Diversification Opportunities for Korean Reinsurance and Samsung Electronics
-0.56 | Correlation Coefficient |
Excellent diversification
The 3 months correlation between Korean and Samsung is -0.56. Overlapping area represents the amount of risk that can be diversified away by holding Korean Reinsurance Co and Samsung Electronics Co in the same portfolio, assuming nothing else is changed. The correlation between historical prices or returns on Samsung Electronics and Korean Reinsurance is a relative statistical measure of the degree to which these equity instruments tend to move together. The correlation coefficient measures the extent to which returns on Korean Reinsurance Co are associated (or correlated) with Samsung Electronics. Values of the correlation coefficient range from -1 to +1, where. The correlation of zero (0) is possible when the price movement of Samsung Electronics has no effect on the direction of Korean Reinsurance i.e., Korean Reinsurance and Samsung Electronics go up and down completely randomly.
Pair Corralation between Korean Reinsurance and Samsung Electronics
Assuming the 90 days trading horizon Korean Reinsurance Co is expected to generate 0.76 times more return on investment than Samsung Electronics. However, Korean Reinsurance Co is 1.32 times less risky than Samsung Electronics. It trades about 0.1 of its potential returns per unit of risk.
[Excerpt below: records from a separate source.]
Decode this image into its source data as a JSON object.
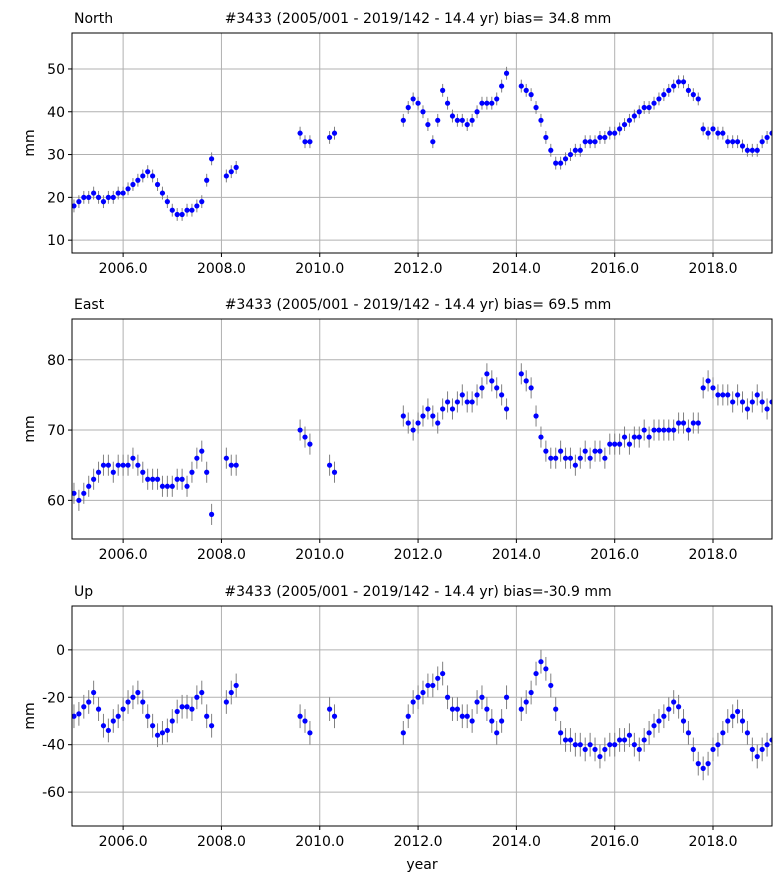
{
  "chart_data": [
    {
      "type": "scatter",
      "title": "North",
      "subtitle": "#3433 (2005/001 - 2019/142 - 14.4 yr) bias= 34.8 mm",
      "y_label": "mm",
      "color": "#0000ff",
      "ecolor": "#808080",
      "yerr": 1.5,
      "grid": true,
      "xlim": [
        2004.96,
        2019.2
      ],
      "ylim": [
        7,
        58.4
      ],
      "xticks": [
        {
          "value": 2006,
          "label": "2006.0"
        },
        {
          "value": 2008,
          "label": "2008.0"
        },
        {
          "value": 2010,
          "label": "2010.0"
        },
        {
          "value": 2012,
          "label": "2012.0"
        },
        {
          "value": 2014,
          "label": "2014.0"
        },
        {
          "value": 2016,
          "label": "2016.0"
        },
        {
          "value": 2018,
          "label": "2018.0"
        }
      ],
      "yticks": [
        10,
        20,
        30,
        40,
        50
      ],
      "x": [
        2005.0,
        2005.1,
        2005.2,
        2005.3,
        2005.4,
        2005.5,
        2005.6,
        2005.7,
        2005.8,
        2005.9,
        2006.0,
        2006.1,
        2006.2,
        2006.3,
        2006.4,
        2006.5,
        2006.6,
        2006.7,
        2006.8,
        2006.9,
        2007.0,
        2007.1,
        2007.2,
        2007.3,
        2007.4,
        2007.5,
        2007.6,
        2007.7,
        2007.8,
        2008.1,
        2008.2,
        2008.3,
        2009.6,
        2009.7,
        2009.8,
        2010.2,
        2010.3,
        2011.7,
        2011.8,
        2011.9,
        2012.0,
        2012.1,
        2012.2,
        2012.3,
        2012.4,
        2012.5,
        2012.6,
        2012.7,
        2012.8,
        2012.9,
        2013.0,
        2013.1,
        2013.2,
        2013.3,
        2013.4,
        2013.5,
        2013.6,
        2013.7,
        2013.8,
        2014.1,
        2014.2,
        2014.3,
        2014.4,
        2014.5,
        2014.6,
        2014.7,
        2014.8,
        2014.9,
        2015.0,
        2015.1,
        2015.2,
        2015.3,
        2015.4,
        2015.5,
        2015.6,
        2015.7,
        2015.8,
        2015.9,
        2016.0,
        2016.1,
        2016.2,
        2016.3,
        2016.4,
        2016.5,
        2016.6,
        2016.7,
        2016.8,
        2016.9,
        2017.0,
        2017.1,
        2017.2,
        2017.3,
        2017.4,
        2017.5,
        2017.6,
        2017.7,
        2017.8,
        2017.9,
        2018.0,
        2018.1,
        2018.2,
        2018.3,
        2018.4,
        2018.5,
        2018.6,
        2018.7,
        2018.8,
        2018.9,
        2019.0,
        2019.1,
        2019.2
      ],
      "values": [
        18,
        19,
        20,
        20,
        21,
        20,
        19,
        20,
        20,
        21,
        21,
        22,
        23,
        24,
        25,
        26,
        25,
        23,
        21,
        19,
        17,
        16,
        16,
        17,
        17,
        18,
        19,
        24,
        29,
        25,
        26,
        27,
        35,
        33,
        33,
        34,
        35,
        38,
        41,
        43,
        42,
        40,
        37,
        33,
        38,
        45,
        42,
        39,
        38,
        38,
        37,
        38,
        40,
        42,
        42,
        42,
        43,
        46,
        49,
        46,
        45,
        44,
        41,
        38,
        34,
        31,
        28,
        28,
        29,
        30,
        31,
        31,
        33,
        33,
        33,
        34,
        34,
        35,
        35,
        36,
        37,
        38,
        39,
        40,
        41,
        41,
        42,
        43,
        44,
        45,
        46,
        47,
        47,
        45,
        44,
        43,
        36,
        35,
        36,
        35,
        35,
        33,
        33,
        33,
        32,
        31,
        31,
        31,
        33,
        34,
        35
      ]
    },
    {
      "type": "scatter",
      "title": "East",
      "subtitle": "#3433 (2005/001 - 2019/142 - 14.4 yr) bias= 69.5 mm",
      "y_label": "mm",
      "color": "#0000ff",
      "ecolor": "#808080",
      "yerr": 1.5,
      "grid": true,
      "xlim": [
        2004.96,
        2019.2
      ],
      "ylim": [
        54.5,
        85.8
      ],
      "xticks": [
        {
          "value": 2006,
          "label": "2006.0"
        },
        {
          "value": 2008,
          "label": "2008.0"
        },
        {
          "value": 2010,
          "label": "2010.0"
        },
        {
          "value": 2012,
          "label": "2012.0"
        },
        {
          "value": 2014,
          "label": "2014.0"
        },
        {
          "value": 2016,
          "label": "2016.0"
        },
        {
          "value": 2018,
          "label": "2018.0"
        }
      ],
      "yticks": [
        60,
        70,
        80
      ],
      "x": [
        2005.0,
        2005.1,
        2005.2,
        2005.3,
        2005.4,
        2005.5,
        2005.6,
        2005.7,
        2005.8,
        2005.9,
        2006.0,
        2006.1,
        2006.2,
        2006.3,
        2006.4,
        2006.5,
        2006.6,
        2006.7,
        2006.8,
        2006.9,
        2007.0,
        2007.1,
        2007.2,
        2007.3,
        2007.4,
        2007.5,
        2007.6,
        2007.7,
        2007.8,
        2008.1,
        2008.2,
        2008.3,
        2009.6,
        2009.7,
        2009.8,
        2010.2,
        2010.3,
        2011.7,
        2011.8,
        2011.9,
        2012.0,
        2012.1,
        2012.2,
        2012.3,
        2012.4,
        2012.5,
        2012.6,
        2012.7,
        2012.8,
        2012.9,
        2013.0,
        2013.1,
        2013.2,
        2013.3,
        2013.4,
        2013.5,
        2013.6,
        2013.7,
        2013.8,
        2014.1,
        2014.2,
        2014.3,
        2014.4,
        2014.5,
        2014.6,
        2014.7,
        2014.8,
        2014.9,
        2015.0,
        2015.1,
        2015.2,
        2015.3,
        2015.4,
        2015.5,
        2015.6,
        2015.7,
        2015.8,
        2015.9,
        2016.0,
        2016.1,
        2016.2,
        2016.3,
        2016.4,
        2016.5,
        2016.6,
        2016.7,
        2016.8,
        2016.9,
        2017.0,
        2017.1,
        2017.2,
        2017.3,
        2017.4,
        2017.5,
        2017.6,
        2017.7,
        2017.8,
        2017.9,
        2018.0,
        2018.1,
        2018.2,
        2018.3,
        2018.4,
        2018.5,
        2018.6,
        2018.7,
        2018.8,
        2018.9,
        2019.0,
        2019.1,
        2019.2
      ],
      "values": [
        61,
        60,
        61,
        62,
        63,
        64,
        65,
        65,
        64,
        65,
        65,
        65,
        66,
        65,
        64,
        63,
        63,
        63,
        62,
        62,
        62,
        63,
        63,
        62,
        64,
        66,
        67,
        64,
        58,
        66,
        65,
        65,
        70,
        69,
        68,
        65,
        64,
        72,
        71,
        70,
        71,
        72,
        73,
        72,
        71,
        73,
        74,
        73,
        74,
        75,
        74,
        74,
        75,
        76,
        78,
        77,
        76,
        75,
        73,
        78,
        77,
        76,
        72,
        69,
        67,
        66,
        66,
        67,
        66,
        66,
        65,
        66,
        67,
        66,
        67,
        67,
        66,
        68,
        68,
        68,
        69,
        68,
        69,
        69,
        70,
        69,
        70,
        70,
        70,
        70,
        70,
        71,
        71,
        70,
        71,
        71,
        76,
        77,
        76,
        75,
        75,
        75,
        74,
        75,
        74,
        73,
        74,
        75,
        74,
        73,
        74
      ]
    },
    {
      "type": "scatter",
      "title": "Up",
      "subtitle": "#3433 (2005/001 - 2019/142 - 14.4 yr) bias=-30.9 mm",
      "y_label": "mm",
      "x_label": "year",
      "color": "#0000ff",
      "ecolor": "#808080",
      "yerr": 5,
      "grid": true,
      "xlim": [
        2004.96,
        2019.2
      ],
      "ylim": [
        -74.3,
        18.5
      ],
      "xticks": [
        {
          "value": 2006,
          "label": "2006.0"
        },
        {
          "value": 2008,
          "label": "2008.0"
        },
        {
          "value": 2010,
          "label": "2010.0"
        },
        {
          "value": 2012,
          "label": "2012.0"
        },
        {
          "value": 2014,
          "label": "2014.0"
        },
        {
          "value": 2016,
          "label": "2016.0"
        },
        {
          "value": 2018,
          "label": "2018.0"
        }
      ],
      "yticks": [
        -60,
        -40,
        -20,
        0
      ],
      "x": [
        2005.0,
        2005.1,
        2005.2,
        2005.3,
        2005.4,
        2005.5,
        2005.6,
        2005.7,
        2005.8,
        2005.9,
        2006.0,
        2006.1,
        2006.2,
        2006.3,
        2006.4,
        2006.5,
        2006.6,
        2006.7,
        2006.8,
        2006.9,
        2007.0,
        2007.1,
        2007.2,
        2007.3,
        2007.4,
        2007.5,
        2007.6,
        2007.7,
        2007.8,
        2008.1,
        2008.2,
        2008.3,
        2009.6,
        2009.7,
        2009.8,
        2010.2,
        2010.3,
        2011.7,
        2011.8,
        2011.9,
        2012.0,
        2012.1,
        2012.2,
        2012.3,
        2012.4,
        2012.5,
        2012.6,
        2012.7,
        2012.8,
        2012.9,
        2013.0,
        2013.1,
        2013.2,
        2013.3,
        2013.4,
        2013.5,
        2013.6,
        2013.7,
        2013.8,
        2014.1,
        2014.2,
        2014.3,
        2014.4,
        2014.5,
        2014.6,
        2014.7,
        2014.8,
        2014.9,
        2015.0,
        2015.1,
        2015.2,
        2015.3,
        2015.4,
        2015.5,
        2015.6,
        2015.7,
        2015.8,
        2015.9,
        2016.0,
        2016.1,
        2016.2,
        2016.3,
        2016.4,
        2016.5,
        2016.6,
        2016.7,
        2016.8,
        2016.9,
        2017.0,
        2017.1,
        2017.2,
        2017.3,
        2017.4,
        2017.5,
        2017.6,
        2017.7,
        2017.8,
        2017.9,
        2018.0,
        2018.1,
        2018.2,
        2018.3,
        2018.4,
        2018.5,
        2018.6,
        2018.7,
        2018.8,
        2018.9,
        2019.0,
        2019.1,
        2019.2
      ],
      "values": [
        -28,
        -27,
        -24,
        -22,
        -18,
        -25,
        -32,
        -34,
        -30,
        -28,
        -25,
        -22,
        -20,
        -18,
        -22,
        -28,
        -32,
        -36,
        -35,
        -34,
        -30,
        -26,
        -24,
        -24,
        -25,
        -20,
        -18,
        -28,
        -32,
        -22,
        -18,
        -15,
        -28,
        -30,
        -35,
        -25,
        -28,
        -35,
        -28,
        -22,
        -20,
        -18,
        -15,
        -15,
        -12,
        -10,
        -20,
        -25,
        -25,
        -28,
        -28,
        -30,
        -22,
        -20,
        -25,
        -30,
        -35,
        -30,
        -20,
        -25,
        -22,
        -18,
        -10,
        -5,
        -8,
        -15,
        -25,
        -35,
        -38,
        -38,
        -40,
        -40,
        -42,
        -40,
        -42,
        -45,
        -42,
        -40,
        -40,
        -38,
        -38,
        -36,
        -40,
        -42,
        -38,
        -35,
        -32,
        -30,
        -28,
        -25,
        -22,
        -24,
        -30,
        -35,
        -42,
        -48,
        -50,
        -48,
        -42,
        -40,
        -35,
        -30,
        -28,
        -26,
        -30,
        -35,
        -42,
        -45,
        -42,
        -40,
        -38
      ]
    }
  ]
}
Samsung Electronics Co is currently generating about -0.06 per unit of risk. If you would invest 576,690 in Korean Reinsurance Co on October 24, 2024 and sell it today you would earn a total of 233,310 from holding Korean Reinsurance Co or generate 40.46% return on investment over 90 days.
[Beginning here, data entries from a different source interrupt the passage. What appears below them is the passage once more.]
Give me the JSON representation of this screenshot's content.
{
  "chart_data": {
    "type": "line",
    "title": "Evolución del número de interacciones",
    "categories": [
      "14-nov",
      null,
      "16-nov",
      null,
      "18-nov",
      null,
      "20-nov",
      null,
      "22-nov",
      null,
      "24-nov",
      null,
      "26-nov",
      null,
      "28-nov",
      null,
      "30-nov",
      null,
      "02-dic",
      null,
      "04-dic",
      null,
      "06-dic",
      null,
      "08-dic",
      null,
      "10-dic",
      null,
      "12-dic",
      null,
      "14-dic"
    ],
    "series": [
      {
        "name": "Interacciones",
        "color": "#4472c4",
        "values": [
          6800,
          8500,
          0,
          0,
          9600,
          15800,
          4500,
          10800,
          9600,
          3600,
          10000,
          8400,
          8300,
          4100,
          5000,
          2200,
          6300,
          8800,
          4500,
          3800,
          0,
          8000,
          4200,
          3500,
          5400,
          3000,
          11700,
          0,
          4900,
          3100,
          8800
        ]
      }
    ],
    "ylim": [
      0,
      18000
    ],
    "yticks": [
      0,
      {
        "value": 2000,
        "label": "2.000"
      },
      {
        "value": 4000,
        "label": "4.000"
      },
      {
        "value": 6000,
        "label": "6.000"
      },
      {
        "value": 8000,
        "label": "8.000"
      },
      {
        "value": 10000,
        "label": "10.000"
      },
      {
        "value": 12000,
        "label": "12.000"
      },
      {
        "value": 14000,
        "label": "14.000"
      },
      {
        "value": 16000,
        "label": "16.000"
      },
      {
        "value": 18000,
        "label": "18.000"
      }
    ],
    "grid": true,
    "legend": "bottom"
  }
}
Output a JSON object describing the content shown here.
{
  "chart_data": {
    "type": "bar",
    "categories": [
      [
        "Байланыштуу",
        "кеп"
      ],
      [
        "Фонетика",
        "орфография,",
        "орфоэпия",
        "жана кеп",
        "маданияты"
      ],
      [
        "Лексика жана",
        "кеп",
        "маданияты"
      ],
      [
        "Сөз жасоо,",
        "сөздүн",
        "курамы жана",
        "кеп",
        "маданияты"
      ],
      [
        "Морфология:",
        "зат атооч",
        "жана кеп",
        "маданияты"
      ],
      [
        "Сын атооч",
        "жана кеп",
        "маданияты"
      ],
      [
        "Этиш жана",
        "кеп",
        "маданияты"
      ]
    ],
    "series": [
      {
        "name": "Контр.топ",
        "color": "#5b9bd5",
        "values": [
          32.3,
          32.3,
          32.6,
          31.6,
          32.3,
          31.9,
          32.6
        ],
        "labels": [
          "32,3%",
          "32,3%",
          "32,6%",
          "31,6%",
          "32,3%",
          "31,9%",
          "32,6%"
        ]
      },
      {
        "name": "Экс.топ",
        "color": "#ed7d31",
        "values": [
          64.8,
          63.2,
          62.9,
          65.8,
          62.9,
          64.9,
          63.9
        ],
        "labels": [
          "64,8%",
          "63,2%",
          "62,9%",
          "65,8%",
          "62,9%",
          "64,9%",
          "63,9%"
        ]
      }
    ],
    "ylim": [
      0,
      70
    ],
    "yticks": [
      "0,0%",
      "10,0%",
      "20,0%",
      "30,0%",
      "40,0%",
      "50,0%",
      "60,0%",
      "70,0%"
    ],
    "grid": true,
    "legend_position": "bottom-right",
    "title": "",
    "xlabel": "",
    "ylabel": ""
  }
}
Time Period | 3 Months [change] |
Direction | Moves Against |
Strength | Very Weak |
Accuracy | 100.0% |
Values | Daily Returns |
Korean Reinsurance Co vs. Samsung Electronics Co
Performance |
Timeline |
Korean Reinsurance |
Samsung Electronics |
Korean Reinsurance and Samsung Electronics Volatility Contrast
Predicted Return Density |
Returns |
Pair Trading with Korean Reinsurance and Samsung Electronics
The main advantage of trading using opposite Korean Reinsurance and Samsung Electronics positions is that it hedges away some unsystematic risk. Because of two separate transactions, even if Korean Reinsurance position performs unexpectedly, Samsung Electronics can make up some of the losses. Pair trading also minimizes risk from directional movements in the market. For example, if an entire industry or sector drops because of unexpected headlines, the short position in Samsung Electronics will offset losses from the drop in Samsung Electronics' long position.Korean Reinsurance vs. Daeduck Electronics Co | Korean Reinsurance vs. NH Investment Securities | Korean Reinsurance vs. Innowireless Co | Korean Reinsurance vs. PJ Electronics Co |
Samsung Electronics vs. Ilji Technology Co | Samsung Electronics vs. Echomarketing CoLtd | Samsung Electronics vs. Lotte Data Communication | Samsung Electronics vs. Global Standard Technology |
Check out your portfolio center.Note that this page's information should be used as a complementary analysis to find the right mix of equity instruments to add to your existing portfolios or create a brand new portfolio. You can also try the Competition Analyzer module to analyze and compare many basic indicators for a group of related or unrelated entities.